Da oggi si può firmare online per il matrimonio egualitario (nel sito è possibile leggere il ‘quesito’ completo, pubblicato nella Gazzetta ufficiale). - così in una nota il gruppo SìAmo Rieti -  Un diritto dato non toglie nulla a chi è contrario e gli vengono già riconosciuti quei diritti, appunto ad altre/i negati. Molte persone ci hanno sempre detto che il Pride non serve perché siamo tutti uguali, che iniziative per LGBT+ non servono, perché ci si ghettizza e siamo tutti uguali, che un'associazione Arcigay non serve, perché siamo tutti uguali; ebbene, tutte le nostre battaglie le facciamo proprio perché sappiamo di essere uguali alle altre persone, chiediamo così una firma, per avere gli stessi diritti e per avere riconosciuto lo stesso amore. Basta andare sul sito sopra citato e firmare online con SPID o firma digitale e pagare €1,50. SìAmo Rieti ha supportato questa battaglia di civiltà e due dei suoi componenti, Domenico Di Cesare e Manuela Fusacchia, sono tra i 19 firmatari.

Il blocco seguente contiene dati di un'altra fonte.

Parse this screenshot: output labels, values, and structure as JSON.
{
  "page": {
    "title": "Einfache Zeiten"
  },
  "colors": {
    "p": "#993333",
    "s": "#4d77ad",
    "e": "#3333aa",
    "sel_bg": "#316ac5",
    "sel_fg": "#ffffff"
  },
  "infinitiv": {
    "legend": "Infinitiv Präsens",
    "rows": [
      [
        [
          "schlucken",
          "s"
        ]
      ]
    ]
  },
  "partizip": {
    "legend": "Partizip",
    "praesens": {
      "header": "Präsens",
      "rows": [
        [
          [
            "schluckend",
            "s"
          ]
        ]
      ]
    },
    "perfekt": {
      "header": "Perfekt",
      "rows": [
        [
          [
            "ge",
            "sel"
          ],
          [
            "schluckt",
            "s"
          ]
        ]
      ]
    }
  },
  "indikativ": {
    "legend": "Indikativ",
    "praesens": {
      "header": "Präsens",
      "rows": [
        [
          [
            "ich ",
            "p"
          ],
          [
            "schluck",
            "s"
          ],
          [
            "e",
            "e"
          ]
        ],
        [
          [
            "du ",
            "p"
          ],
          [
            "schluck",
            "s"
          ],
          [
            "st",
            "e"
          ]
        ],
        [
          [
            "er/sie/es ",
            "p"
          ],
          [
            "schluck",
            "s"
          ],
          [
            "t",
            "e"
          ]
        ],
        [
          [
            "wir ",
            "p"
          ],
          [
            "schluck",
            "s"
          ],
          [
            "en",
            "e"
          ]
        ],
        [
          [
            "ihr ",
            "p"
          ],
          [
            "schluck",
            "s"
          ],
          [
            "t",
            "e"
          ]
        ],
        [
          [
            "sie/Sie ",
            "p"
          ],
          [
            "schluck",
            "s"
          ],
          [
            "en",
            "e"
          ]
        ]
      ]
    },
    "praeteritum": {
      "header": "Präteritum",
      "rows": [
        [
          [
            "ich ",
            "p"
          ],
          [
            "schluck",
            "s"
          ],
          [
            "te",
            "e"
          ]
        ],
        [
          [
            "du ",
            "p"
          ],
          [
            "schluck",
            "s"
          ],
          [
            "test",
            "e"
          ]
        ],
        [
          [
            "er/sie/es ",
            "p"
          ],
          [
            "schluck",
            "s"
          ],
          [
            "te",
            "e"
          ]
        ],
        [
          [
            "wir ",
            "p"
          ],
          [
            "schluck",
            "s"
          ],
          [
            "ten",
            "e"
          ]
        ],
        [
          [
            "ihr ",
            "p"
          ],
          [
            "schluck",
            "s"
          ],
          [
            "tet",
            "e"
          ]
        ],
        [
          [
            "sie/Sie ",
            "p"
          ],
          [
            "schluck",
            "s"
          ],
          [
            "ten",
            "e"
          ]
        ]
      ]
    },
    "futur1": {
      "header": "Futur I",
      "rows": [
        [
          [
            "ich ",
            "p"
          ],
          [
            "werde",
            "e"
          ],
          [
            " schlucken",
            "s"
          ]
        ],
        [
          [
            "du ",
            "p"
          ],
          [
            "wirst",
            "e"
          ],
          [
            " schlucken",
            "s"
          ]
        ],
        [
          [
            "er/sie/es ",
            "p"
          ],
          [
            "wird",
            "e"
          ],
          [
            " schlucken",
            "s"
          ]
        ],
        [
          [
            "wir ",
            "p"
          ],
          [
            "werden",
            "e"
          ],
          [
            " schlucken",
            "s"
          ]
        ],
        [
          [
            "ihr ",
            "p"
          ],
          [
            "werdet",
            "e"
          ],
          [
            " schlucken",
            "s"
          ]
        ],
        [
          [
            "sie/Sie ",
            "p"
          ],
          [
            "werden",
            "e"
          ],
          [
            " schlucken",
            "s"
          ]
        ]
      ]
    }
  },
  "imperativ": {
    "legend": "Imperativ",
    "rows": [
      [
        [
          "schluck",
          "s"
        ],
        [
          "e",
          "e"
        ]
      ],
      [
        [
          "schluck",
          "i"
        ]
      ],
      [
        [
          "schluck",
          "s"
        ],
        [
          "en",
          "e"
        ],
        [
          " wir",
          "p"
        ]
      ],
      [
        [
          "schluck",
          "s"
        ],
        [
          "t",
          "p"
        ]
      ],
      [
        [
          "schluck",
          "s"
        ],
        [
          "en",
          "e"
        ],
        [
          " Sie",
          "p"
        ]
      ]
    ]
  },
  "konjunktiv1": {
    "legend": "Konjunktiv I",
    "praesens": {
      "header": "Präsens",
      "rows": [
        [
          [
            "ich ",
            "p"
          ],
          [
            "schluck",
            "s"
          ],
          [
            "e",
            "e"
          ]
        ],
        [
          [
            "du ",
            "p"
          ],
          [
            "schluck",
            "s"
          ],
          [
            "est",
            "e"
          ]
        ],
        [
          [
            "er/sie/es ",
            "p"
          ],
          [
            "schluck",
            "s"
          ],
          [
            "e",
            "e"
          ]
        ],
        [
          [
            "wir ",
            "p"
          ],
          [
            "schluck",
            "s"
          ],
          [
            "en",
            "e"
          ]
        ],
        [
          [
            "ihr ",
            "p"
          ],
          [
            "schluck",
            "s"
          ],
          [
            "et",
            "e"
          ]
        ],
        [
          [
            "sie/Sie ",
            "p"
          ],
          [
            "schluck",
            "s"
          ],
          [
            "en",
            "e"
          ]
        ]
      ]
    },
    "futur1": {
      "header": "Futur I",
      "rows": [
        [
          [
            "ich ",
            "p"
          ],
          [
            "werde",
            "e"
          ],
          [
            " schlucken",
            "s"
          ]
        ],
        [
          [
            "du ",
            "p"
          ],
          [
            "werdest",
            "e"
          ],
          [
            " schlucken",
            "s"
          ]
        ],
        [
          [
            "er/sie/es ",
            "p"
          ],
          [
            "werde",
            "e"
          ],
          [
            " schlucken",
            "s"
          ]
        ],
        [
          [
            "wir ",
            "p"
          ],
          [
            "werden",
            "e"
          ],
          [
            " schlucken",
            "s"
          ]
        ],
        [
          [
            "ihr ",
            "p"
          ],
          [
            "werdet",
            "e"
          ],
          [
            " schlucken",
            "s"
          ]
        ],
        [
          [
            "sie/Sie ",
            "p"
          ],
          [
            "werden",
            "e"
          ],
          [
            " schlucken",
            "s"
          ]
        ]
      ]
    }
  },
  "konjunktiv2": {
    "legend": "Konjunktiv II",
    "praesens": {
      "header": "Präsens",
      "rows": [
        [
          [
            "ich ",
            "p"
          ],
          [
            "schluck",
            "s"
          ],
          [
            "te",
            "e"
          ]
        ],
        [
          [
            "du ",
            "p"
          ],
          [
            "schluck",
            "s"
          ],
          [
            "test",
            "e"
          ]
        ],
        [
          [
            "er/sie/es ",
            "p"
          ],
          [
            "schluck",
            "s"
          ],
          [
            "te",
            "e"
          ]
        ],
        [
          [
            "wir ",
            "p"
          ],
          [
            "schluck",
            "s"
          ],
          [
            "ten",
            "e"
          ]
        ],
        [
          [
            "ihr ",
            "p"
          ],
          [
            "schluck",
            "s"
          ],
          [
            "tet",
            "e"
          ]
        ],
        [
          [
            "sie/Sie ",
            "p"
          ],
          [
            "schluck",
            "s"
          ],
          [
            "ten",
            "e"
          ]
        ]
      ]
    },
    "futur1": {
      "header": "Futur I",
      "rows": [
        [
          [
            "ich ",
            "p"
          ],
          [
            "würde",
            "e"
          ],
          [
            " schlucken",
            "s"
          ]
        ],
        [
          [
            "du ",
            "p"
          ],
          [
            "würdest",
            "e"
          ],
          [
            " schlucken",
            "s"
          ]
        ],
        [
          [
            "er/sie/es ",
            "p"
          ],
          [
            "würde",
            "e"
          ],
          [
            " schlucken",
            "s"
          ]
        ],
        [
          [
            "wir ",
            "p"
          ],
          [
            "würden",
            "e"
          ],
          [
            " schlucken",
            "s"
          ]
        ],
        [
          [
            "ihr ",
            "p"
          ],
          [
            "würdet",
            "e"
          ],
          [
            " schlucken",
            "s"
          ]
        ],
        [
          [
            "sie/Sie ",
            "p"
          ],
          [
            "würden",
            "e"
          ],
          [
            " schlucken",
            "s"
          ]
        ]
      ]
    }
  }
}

Arcigay Rieti LGBT, come l’Arcigay nazionale, si è schierata a favore di questa iniziativa e riportiamo la dichiarazione ufficiale: ‘Se il Parlamento è latitante l’uguaglianza deve trovare altre strade’. “Seguiamo con interesse l’iniziativa referendaria che mira ad abrogare dalla legge sulle unioni civili tutti gli aspetti che attualmente la pongono un gradino sotto il matrimonio, ristabilendo l'uguaglianza che il legislatore non ha voluto conferire ai due istituti, a partire dall'esclusione delle coppie same sex dai percorsi dell'adozione. Come ribadiamo sempre, ogni iniziativa che punti a realizzare la piena uguaglianza di tutte e tutti dinanzi alla legge, merita la nostra attenzione e il nostro sostegno. La storia di Arcigay è quella di un'associazione che rispetta le istituzioni e che ne riconosce le funzioni e gli scopi: per questo la nostra battaglia è sempre stata quella di ottenere dal Parlamento leggi giuste, ma dobbiamo constatare con amarezza che sempre più la politica istituzionale non riesce a dare risposte alle tante domande di uguaglianza che negli altri Paesi europei hanno trovato riscontro da molti anni. Qualora il percorso referendario proposto dovesse concretizzarsi e raggiungere il proprio obiettivo, sarebbe inevitabile prendere atto della totale incapacità del Parlamento di corrispondere alla domanda di diritti della cittadinanza. Una prospettiva che a nostro avviso minerebbe ulteriormente il rapporto tra Paese e politica, già profondamente compromesso. L’auspicio, dunque, è che l'iniziativa referendaria riesca nell'intento di porre all'attenzione dell'agenda politica del Paese il tema della rimozione di ogni disparità di trattamento tra coppie eterosessuali ed omosessuali e magari serva anche a richiamare i Partiti e le coscienze degli eletti e delle elette del Parlamento, che con un'azione parlamentare efficace potrebbero portare alla piena uguaglianza prima di qualsiasi referendum. Perché in uno stato civile i diritti delle minoranze dovrebbero essere garantiti a prescindere dalla volontà delle maggioranze”.